15 сентября 1886 (Скифанойя). — Как я устала! Путешествие несколько утомило меня и этот новый морской и деревенский воздух несколько ошеломил меня. Мне нужно отдохнуть, и, кажется, я уже предвкушаю отраду сна и сладость завтрашнего пробуждения. Я проснусь в дружеском доме, у сердечно-радушной Франчески, в этой Скифанойе с ее столь прекрасными розами и столь высокими кипарисами, и проснусь, имея впереди несколько недель покоя, двадцать дней духовного существования, а может быть и больше. Я очень благодарна Франческе за приглашение. Повидавшись с ней, повидалась с сестрой. Сколько перемен во мне, и каких глубоких, после славных флорентийских лет!

По поводу моих волос, Франческа вспоминала сегодня страсти и огорчения того времени, и Карлотту Фьорделизе, и Габриэллу Ванни, и всю эту далекую историю, которая теперь мне кажется не пережитой, но вычитанной из старой забытой книги, или виденной во сне. Волосы не выпали, но отпало от меня много других, более живых вещей. Сколько волос на моей голове, столько колосьев скорби в моей судьбе.

Но почему эта грусть снова овладевает мной? И почему мне больно вспоминать? И почему время от времени моя решимость слабеет? Бесполезно плакать над гробом, а минувшее — как гроб, не возвращающий своих мертвецов. Боже мой, дай мне запомнить это раз навсегда!

Франческа еще молода, еще сохранила эту свою милую и открытую веселость, которая, в институте производила такое странное впечатление на мою несколько сумрачную душу.

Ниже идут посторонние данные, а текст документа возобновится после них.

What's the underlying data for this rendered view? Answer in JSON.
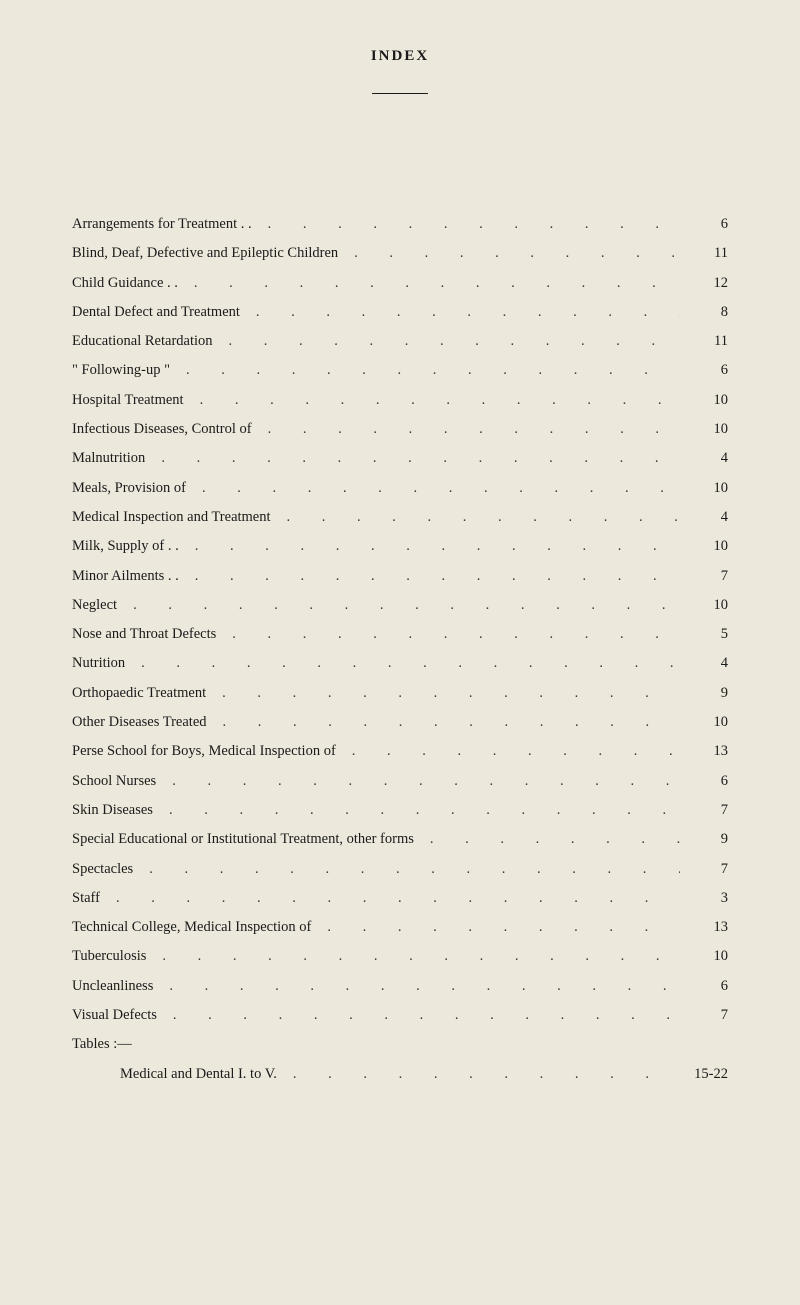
{
  "page": {
    "title": "INDEX",
    "background_color": "#ede8dc",
    "text_color": "#1a1a1a",
    "font_family": "Georgia, 'Times New Roman', serif",
    "title_fontsize": 15,
    "entry_fontsize": 14.5,
    "divider_width": 56
  },
  "entries": [
    {
      "label": "Arrangements for Treatment . .",
      "page": "6",
      "sub": false
    },
    {
      "label": "Blind, Deaf, Defective and Epileptic Children",
      "page": "11",
      "sub": false
    },
    {
      "label": "Child Guidance . .",
      "page": "12",
      "sub": false
    },
    {
      "label": "Dental Defect and Treatment",
      "page": "8",
      "sub": false
    },
    {
      "label": "Educational Retardation",
      "page": "11",
      "sub": false
    },
    {
      "label": "\" Following-up \"",
      "page": "6",
      "sub": false
    },
    {
      "label": "Hospital Treatment",
      "page": "10",
      "sub": false
    },
    {
      "label": "Infectious Diseases, Control of",
      "page": "10",
      "sub": false
    },
    {
      "label": "Malnutrition",
      "page": "4",
      "sub": false
    },
    {
      "label": "Meals, Provision of",
      "page": "10",
      "sub": false
    },
    {
      "label": "Medical Inspection and Treatment",
      "page": "4",
      "sub": false
    },
    {
      "label": "Milk, Supply of . .",
      "page": "10",
      "sub": false
    },
    {
      "label": "Minor Ailments . .",
      "page": "7",
      "sub": false
    },
    {
      "label": "Neglect",
      "page": "10",
      "sub": false
    },
    {
      "label": "Nose and Throat Defects",
      "page": "5",
      "sub": false
    },
    {
      "label": "Nutrition",
      "page": "4",
      "sub": false
    },
    {
      "label": "Orthopaedic Treatment",
      "page": "9",
      "sub": false
    },
    {
      "label": "Other Diseases Treated",
      "page": "10",
      "sub": false
    },
    {
      "label": "Perse School for Boys, Medical Inspection of",
      "page": "13",
      "sub": false
    },
    {
      "label": "School Nurses",
      "page": "6",
      "sub": false
    },
    {
      "label": "Skin Diseases",
      "page": "7",
      "sub": false
    },
    {
      "label": "Special Educational or Institutional Treatment, other forms",
      "page": "9",
      "sub": false
    },
    {
      "label": "Spectacles",
      "page": "7",
      "sub": false
    },
    {
      "label": "Staff",
      "page": "3",
      "sub": false
    },
    {
      "label": "Technical College, Medical Inspection of",
      "page": "13",
      "sub": false
    },
    {
      "label": "Tuberculosis",
      "page": "10",
      "sub": false
    },
    {
      "label": "Uncleanliness",
      "page": "6",
      "sub": false
    },
    {
      "label": "Visual Defects",
      "page": "7",
      "sub": false
    },
    {
      "label": "Tables :—",
      "page": "",
      "sub": false
    },
    {
      "label": "Medical and Dental I. to V.",
      "page": "15-22",
      "sub": true
    }
  ],
  "dot_char": ". ."
}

Она обладает великой и редкой добродетелью: она радостна, но понимает страдания ближнего и умеет даже смягчить их своим сознательным милосердием. Она, прежде всего, — образованная женщина, женщина с возвышенными вкусами, образцовая дама, необременительная подруга. Может быть несколько слишком любит шутки и острые фразы, но у ее стрел всегда золотое острие, и она бросает их с неподражаемой грацией. Несомненно, из всех светских дам, которых я знавала, она — самая утонченная, а из подруг — самая любимая.

Дети не очень похожи на нее, не красивы. Но девочка, Муриэлла, очень мила; у нее ясный смех и глаза матери. Приняла Дельфину с любезностью маленькой дамы. Она, конечно, унаследует от матери «светские манеры».

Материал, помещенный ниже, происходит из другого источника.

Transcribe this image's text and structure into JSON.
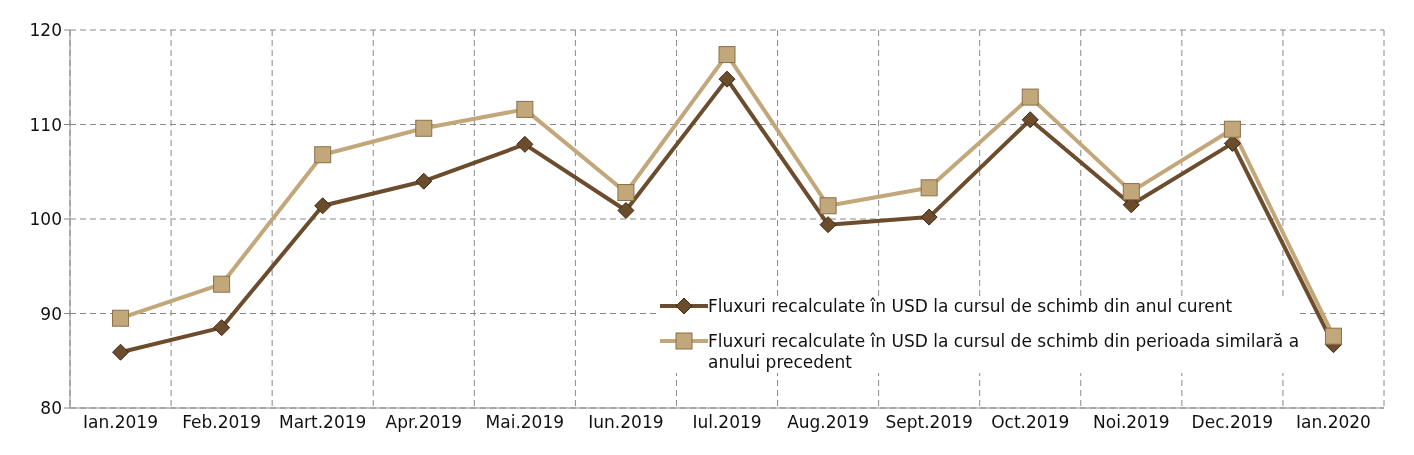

Дельфина, по-видимому, счастлива. Уже успела исследовать большую часть сада, добиралась до моря, спускалась по всем лестницам, пришла рассказать мне о чудесах, задыхаясь, глотая слова, с каким-то ослеплением в глазах. Часто повторяла имя новой подруги: Муриэллы. Красивое имя, а на ее устах становится еще милее.

Спит, глубоким сном. Когда глаза у нее закрыты, ресницы бросают на верхнюю часть щеки длинную-предлинную тень. Этой длине, сегодня вечером, удивлялся брат Франчески и повторял стих из «Бури» Вильяма Шекспира, очень красивый стих, о ресницах Миранды.

Здесь слишком сильный запах. Прежде чем заснуть, Дельфина просила оставить букет роз у постельки. Но она спит, и я уберу его и вынесу на балкон, на воздух.

Я устала, и все же исписала три или четыре страницы. Хочется спать, и все же хотелось бы продлить бдение, чтобы продлить эту неопределенную душевную истому, сливающуюся с какой-то нежностью вне меня, вокруг меня. Так давно, так давно я не чувствовала вокруг себя сколько-нибудь благоволения!

Франческа очень добра, и я очень признательна ей.

Вынесла на балкон вазу с розами, и несколько минут прислушивалась к ночи, и мне было жаль терять, в слепоте сна, часы, проходящие под таким прекрасным небом. Странно это созвучие между лепетом фонтанов и шумом моря. Кипарисы, передо мною, казались колоннами небесного свода: звезды сверкали над самыми вершинами, зажигали их.